|Department of Public Information • News and Media Division • New York|
Press Conference by Chair of United Nations Permanent Forum on Indigenous Issues
The tenth session of the United Nations Permanent Forum on Indigenous Issues would give delegates an opportunity to review more than 200 recommendations made over the last decade in discussing such issues as the role of indigenous peoples in the sustainable development debate, Forum Chair Mirna Cunningham said at a Headquarters press conference today.
She said the Forum, which opened at Headquarters today, would move beyond a discussion of indigenous peoples’ right to water in the sense of access to safe drinking water and sanitation as it explored the link between water and other fundamental rights, such as territory and cultural and spiritual practices. It would explore how to wrap the indigenous perspective into the process leading up to “Rio+20”, the Fourth United Nations Conference on Sustainable Development, to be held in Brazil next June 2012, the implementation of the Nagoya Protocol, and the concept of green economy. The Nagoya Protocol on Access to Genetic Resources and the Fair and Equitable Sharing of Benefits Arising from their Utilization was adopted by the Conference of Parties to the Convention in Nagoya, Japan, last October.
The Forum’ two-week session will give more than 1,300 delegates a chance to analyse progress on recommendations made in three areas: economic and social development; the environment; and free, prior and informed consent. “There are still gaps between what we recommended and what has been implemented on the ground,” said Ms. Cunningham, an indigenous Miskita former member of the National Assembly in Nicaragua, where she also served as Minister for Health and Governor of the North Atlantic Coast. She is trained as a surgeon and teacher.
Accompanying her was Grand Chief Edward John, an indigenous leader from Canada, who recalled remarks by United Nations Secretary-General Ban-Ki moon at the Forum’s opening, stating that one indigenous language dies every two weeks.
“That is staggering,” said Chief John, noting that Government and United Nations officials frequently paid much attention to endangered plants or species. “But who says anything about an endangered language. I don’t know whether to cry in my heart or be mad about it. …when a language dies, a civilization dies.”
The Canadian Government allocated $6 million a year for languages, yet there were more than 600 indigenous communities speaking more than 50 languages, he said. They needed the governmental support that other important languages enjoyed, Chief John said, noting that the recommendations arrived at during each session of the Forum were only as good as the support behind them. “We need United Nations agencies to support us,” he added.
Chief John helped develop the Declaration on the Rights of Indigenous Peoples adopted by the General Assembly in September 2007. He is Hereditary Chief of the Tl’azt’en Nation, located on the banks of Stuart Lake in northern British Colombia.
In response to a question about Canada’s indigenous languages, he said language experts expected only three of them to survive in the coming years.
Ms.
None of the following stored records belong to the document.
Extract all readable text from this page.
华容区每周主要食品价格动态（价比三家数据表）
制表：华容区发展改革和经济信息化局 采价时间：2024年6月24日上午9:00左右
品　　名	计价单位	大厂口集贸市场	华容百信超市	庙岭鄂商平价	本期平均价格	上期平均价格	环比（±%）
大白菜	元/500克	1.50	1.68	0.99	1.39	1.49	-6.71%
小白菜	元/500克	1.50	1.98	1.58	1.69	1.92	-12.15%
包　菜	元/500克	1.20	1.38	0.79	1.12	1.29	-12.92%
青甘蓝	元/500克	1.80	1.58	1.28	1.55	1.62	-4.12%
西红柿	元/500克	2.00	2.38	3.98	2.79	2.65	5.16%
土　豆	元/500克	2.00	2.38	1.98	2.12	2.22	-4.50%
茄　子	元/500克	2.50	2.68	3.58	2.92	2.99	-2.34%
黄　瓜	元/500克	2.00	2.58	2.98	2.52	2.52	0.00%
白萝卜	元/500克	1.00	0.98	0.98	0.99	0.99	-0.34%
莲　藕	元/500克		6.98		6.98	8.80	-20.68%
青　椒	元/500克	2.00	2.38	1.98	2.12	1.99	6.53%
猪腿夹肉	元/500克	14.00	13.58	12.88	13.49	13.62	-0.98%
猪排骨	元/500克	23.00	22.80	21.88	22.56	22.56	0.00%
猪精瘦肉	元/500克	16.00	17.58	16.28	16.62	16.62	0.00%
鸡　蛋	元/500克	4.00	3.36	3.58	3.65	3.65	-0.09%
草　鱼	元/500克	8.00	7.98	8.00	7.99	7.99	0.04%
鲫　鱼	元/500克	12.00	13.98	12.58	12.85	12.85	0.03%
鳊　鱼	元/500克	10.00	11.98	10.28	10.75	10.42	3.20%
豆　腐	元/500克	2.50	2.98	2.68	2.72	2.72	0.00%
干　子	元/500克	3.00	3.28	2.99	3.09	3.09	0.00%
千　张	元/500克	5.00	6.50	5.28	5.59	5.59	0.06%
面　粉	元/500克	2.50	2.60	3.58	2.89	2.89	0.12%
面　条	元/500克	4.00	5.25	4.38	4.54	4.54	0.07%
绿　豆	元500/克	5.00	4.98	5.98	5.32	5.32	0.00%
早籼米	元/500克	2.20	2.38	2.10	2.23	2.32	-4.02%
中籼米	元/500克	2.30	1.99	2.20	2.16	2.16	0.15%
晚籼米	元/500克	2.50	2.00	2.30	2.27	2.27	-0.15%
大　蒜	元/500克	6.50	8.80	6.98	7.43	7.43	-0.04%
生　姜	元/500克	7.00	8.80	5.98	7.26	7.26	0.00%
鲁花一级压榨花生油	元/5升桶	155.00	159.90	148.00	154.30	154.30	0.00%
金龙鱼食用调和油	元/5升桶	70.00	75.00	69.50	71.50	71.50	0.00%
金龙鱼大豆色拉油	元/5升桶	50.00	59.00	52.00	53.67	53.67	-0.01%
Cunningham added that there were more than 80 indigenous languages in Colombia, where an active campaign to communicate the importance of maintaining those languages was under way.
Ms. Cunningham said that with two side events on the green economy on the agenda for this year’s session, the Forum was working towards the development of a position paper for “Rio+20”, detailing how indigenous peoples could participate in the green economy. Both speakers agreed that free, prior and informed consent was an important concept because it gave indigenous peoples an opportunity to participate in the development of their land and resources by requiring their consent regarding its use.
Asked whether the numerous recommendations had sparked actual change and eased the Forum’s work, Ms. Cunningham said there had been concrete advances over the last decade in several United Nations agencies and at the country level, as in Nicaragua, for example. But the Forum still had to work “very hard” to make its recommendations heard, and it was not easy at the country level, she said. “The role of the Permanent Forum is to educate the United Nations system on how to work with indigenous people.”
Noting that indigenous peoples had worked for more than 25 years at the United Nations to have the world community accept its reality, Chief John said he recognized the progress achieved over the last decade. The Permanent Forum was a body of the Organization and there were now mechanisms for experts, such as the Special Rapporteur on the Rights of Indigenous Peoples. Additionally, indigenous peoples were now given access to States, as well as other United Nations bodies.
Yet there were still concerns, including those arising from efforts by some States to eliminate free, prior and informed consent in the area of intellectual property in respect of genetic resources. “Not so long ago the United Nations shut the door to us,” he recalled. “Now we can use the General Assembly Hall.”